Fenster anspruchsvoll restaurieren

An einer Vielzahl historischer Gebäuden finden sich auch heute noch Originalfenster aus dem Errichtungszeitraum. Die Konstruktion und Details sind je nach Gebäude sehr vielfältig, und die Erhaltung dieser historischen Fenster ist eine Herausforderung für die Arbeit der Restauratoren und Handwerker.

Um 1900 kamen in Wohnhäusern hauptsächlich Flügelfenster und Klapp- oder Kippfenster zur Anwendung. Beim ersteren unterscheidet man nach der Anzahl der Flügel. Diese ist abhängig von der Größe der Fensteröffnung. Eine oft angewendete Art war das so genannte Kastenfenster. Dabei war das innere Fenster mit dem äußeren Fenster durch ein Zwischenfutter – den Kasten – miteinander verbunden. Das Klapp- oder Kippfenster ist meist der obere Teil eines Wohnzimmerfensters und lässt sich um seine horizontale Achse nach oben oder unten bewegen.  

Die Bestandteile des historischen Fensters 

Die beweglichen Teile wurden an einem Futterrahmen aufgehängt. Er besteht aus unteren und oberen Rahmenschenkeln sowie den seitlichen Rahmenstücken. Diese werden auch Höhenschenkel genannt. Die einzelnen Teile des Fensterfutters wurden durch Schlitzzapfen miteinander verbunden, verleimt und entsprechend profiliert. Die Befestigung des Futterrahmens erfolgte durch Steinschrauben oder Bankeisen.

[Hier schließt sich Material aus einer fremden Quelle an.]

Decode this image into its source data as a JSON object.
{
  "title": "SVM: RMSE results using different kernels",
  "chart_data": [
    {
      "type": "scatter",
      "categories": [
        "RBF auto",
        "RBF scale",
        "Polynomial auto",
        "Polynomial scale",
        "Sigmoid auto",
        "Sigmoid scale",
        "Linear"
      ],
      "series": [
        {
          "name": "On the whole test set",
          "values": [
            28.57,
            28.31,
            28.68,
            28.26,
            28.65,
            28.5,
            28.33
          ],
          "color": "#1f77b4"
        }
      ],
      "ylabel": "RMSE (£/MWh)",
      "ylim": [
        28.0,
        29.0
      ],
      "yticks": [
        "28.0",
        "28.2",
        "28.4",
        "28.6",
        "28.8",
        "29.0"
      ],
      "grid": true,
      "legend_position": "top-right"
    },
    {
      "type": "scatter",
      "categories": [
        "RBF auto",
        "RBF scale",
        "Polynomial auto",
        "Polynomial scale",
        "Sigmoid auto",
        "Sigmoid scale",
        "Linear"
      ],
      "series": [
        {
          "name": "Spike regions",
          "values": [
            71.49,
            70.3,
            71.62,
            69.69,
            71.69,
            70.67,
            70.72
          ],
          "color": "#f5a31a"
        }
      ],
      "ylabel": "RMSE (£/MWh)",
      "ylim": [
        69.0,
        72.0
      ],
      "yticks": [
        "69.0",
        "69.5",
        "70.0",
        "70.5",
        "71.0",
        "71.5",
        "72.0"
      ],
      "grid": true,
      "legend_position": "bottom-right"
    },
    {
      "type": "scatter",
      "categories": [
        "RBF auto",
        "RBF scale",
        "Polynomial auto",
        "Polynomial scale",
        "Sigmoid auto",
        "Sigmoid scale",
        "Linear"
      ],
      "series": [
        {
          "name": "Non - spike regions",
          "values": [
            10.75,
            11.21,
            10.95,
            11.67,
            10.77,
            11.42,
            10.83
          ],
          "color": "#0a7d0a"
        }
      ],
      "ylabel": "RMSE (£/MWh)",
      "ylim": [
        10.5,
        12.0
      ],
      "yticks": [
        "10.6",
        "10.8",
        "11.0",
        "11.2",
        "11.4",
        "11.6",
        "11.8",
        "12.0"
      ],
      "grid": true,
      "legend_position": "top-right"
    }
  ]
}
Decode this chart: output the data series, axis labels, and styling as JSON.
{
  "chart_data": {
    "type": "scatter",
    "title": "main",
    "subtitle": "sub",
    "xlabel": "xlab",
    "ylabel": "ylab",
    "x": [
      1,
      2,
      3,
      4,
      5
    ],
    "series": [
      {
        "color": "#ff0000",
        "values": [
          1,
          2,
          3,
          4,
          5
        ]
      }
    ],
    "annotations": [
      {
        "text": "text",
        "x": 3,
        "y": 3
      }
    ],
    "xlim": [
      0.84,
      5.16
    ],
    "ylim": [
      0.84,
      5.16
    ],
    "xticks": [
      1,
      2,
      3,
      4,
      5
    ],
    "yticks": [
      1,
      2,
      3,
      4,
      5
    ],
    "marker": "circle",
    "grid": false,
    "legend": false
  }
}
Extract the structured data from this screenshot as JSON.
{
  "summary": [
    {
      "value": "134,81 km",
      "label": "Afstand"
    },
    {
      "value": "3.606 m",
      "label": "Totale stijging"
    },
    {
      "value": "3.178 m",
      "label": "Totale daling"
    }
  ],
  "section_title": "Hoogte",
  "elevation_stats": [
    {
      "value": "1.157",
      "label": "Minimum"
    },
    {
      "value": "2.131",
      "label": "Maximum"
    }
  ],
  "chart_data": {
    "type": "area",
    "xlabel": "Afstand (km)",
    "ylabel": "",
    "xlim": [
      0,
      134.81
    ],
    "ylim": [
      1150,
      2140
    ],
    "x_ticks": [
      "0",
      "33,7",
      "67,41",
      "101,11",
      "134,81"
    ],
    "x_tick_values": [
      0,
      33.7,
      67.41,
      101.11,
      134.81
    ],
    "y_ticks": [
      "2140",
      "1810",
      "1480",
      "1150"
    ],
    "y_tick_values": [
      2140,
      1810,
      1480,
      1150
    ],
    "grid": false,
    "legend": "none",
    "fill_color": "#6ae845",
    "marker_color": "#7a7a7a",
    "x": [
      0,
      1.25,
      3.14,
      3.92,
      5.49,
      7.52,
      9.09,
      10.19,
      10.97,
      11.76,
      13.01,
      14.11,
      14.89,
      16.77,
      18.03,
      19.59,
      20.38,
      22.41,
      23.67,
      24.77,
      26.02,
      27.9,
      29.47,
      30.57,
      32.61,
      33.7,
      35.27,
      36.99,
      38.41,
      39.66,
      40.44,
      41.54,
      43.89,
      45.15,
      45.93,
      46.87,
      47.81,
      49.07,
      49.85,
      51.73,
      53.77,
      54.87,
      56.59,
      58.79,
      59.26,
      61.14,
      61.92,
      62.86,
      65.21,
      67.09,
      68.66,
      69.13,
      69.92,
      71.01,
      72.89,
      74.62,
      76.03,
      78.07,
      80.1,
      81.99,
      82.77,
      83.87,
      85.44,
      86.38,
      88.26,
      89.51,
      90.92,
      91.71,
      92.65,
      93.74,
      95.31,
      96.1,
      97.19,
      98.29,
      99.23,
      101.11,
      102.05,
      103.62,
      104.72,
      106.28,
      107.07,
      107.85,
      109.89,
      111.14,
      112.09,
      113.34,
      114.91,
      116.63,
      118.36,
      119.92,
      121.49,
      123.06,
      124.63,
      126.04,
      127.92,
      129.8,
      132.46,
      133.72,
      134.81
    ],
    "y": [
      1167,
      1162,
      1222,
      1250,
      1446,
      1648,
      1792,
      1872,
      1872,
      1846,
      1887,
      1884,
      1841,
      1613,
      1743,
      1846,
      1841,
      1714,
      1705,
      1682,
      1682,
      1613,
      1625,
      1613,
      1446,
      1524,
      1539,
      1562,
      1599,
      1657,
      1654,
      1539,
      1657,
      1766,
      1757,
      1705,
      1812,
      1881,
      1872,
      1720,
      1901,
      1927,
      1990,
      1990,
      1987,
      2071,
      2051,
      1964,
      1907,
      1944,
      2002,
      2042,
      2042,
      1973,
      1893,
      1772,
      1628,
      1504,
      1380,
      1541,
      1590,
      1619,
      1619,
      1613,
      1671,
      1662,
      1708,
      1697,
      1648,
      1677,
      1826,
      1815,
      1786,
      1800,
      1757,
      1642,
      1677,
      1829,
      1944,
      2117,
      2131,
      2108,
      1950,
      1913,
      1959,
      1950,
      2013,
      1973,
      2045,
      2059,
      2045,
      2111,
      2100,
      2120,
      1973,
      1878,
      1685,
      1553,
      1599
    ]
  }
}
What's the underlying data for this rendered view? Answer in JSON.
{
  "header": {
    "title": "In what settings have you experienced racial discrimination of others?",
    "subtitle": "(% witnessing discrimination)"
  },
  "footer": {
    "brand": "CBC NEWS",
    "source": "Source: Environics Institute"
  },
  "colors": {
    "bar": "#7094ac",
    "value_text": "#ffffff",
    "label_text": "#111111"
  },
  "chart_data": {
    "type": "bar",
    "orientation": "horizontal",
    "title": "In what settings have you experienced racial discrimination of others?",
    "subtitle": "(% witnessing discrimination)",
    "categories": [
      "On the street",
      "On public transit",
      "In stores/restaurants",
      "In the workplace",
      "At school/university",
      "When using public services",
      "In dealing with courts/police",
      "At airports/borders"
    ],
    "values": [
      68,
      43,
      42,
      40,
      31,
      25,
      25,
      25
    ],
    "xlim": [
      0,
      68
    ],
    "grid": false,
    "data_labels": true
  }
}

Bei größeren Fenstern baute man zusätzlich einen Kämpfer oder ein Losholz zwischen die seitlichen Rahmenstücke ein. Betrug die lichte Breite des Fensters mehr als 60 cm, wurde in der Mitte ein Setzholz oder Mittelpfosten eingebaut. Diese zapfte der Handwerker in den unteren und oberen Rahmen beziehungsweise den Kämpfer ein und verleimte die Bauteile miteinander.

Die Flügelfenster bestehen, je nach Teilung des Fensters, aus dem Fensterflügelrahmen, den Sprossen und der Verglasung. Der Rahmen setzt sich aus den beiden Seiten- oder Höhenschenkeln, dem Flügeloberschenkel und dem unteren Flügelrahmen zusammen. Letzterer wird auch Wasser- oder Wetterschenkel genannt und wurde oft aus Hartholz hergestellt. Er hat eine Wasserschräge und an der Unterseite eine Wassernase zur besseren Abführung des Regenwassers.

Bei nochmaliger Unterteilung der Glasfläche wurden Sprossen eingebaut. Die Sprossen sind schmale Leisten, die zumeist die gleiche Dicke wie der Fensterflügelrahmen haben und in diesen verzapft und verleimt sind.

Die Beschläge und Verschlussteile schließlich wurden sehr unterschiedlich ausgeführt. Als einfachsten Fensterverschluss baute man den so genannten gusseisernen Vorreiber an. Dieser wurde mit einer Schraube am Futterrahmen befestigt. Am Flügelholz wurde ein Streicheisen zum Schutz befestigt. Neben diesem einfachsten Verschlusssystem gab es noch weitere Schließmechanismen wie den Baskül- oder Treibriegelverschluss. Zur Verstärkung der Eckverbindungen wurden die Fensterflügel mit Winkel- oder Schieneisen versehen. Zum Aufhängen der Wohnhausfenster benutzte man so genannte Fisch-, Winkel- oder Aufsatzbänder.

  

Restaurierung Schritt für Schritt 

Die denkmalgerechte Restaurierung von historischen Fenstern erfordert ein hohes Maß an handwerklichem Können von traditionellen Techniken und ein großes Wissen über die damals verwendeten Materialien. Ziel der Restaurierung ist, möglichst viel Originalmaterial zu erhalten und nur die notwendigsten, geschädigten Teile zu erneuern.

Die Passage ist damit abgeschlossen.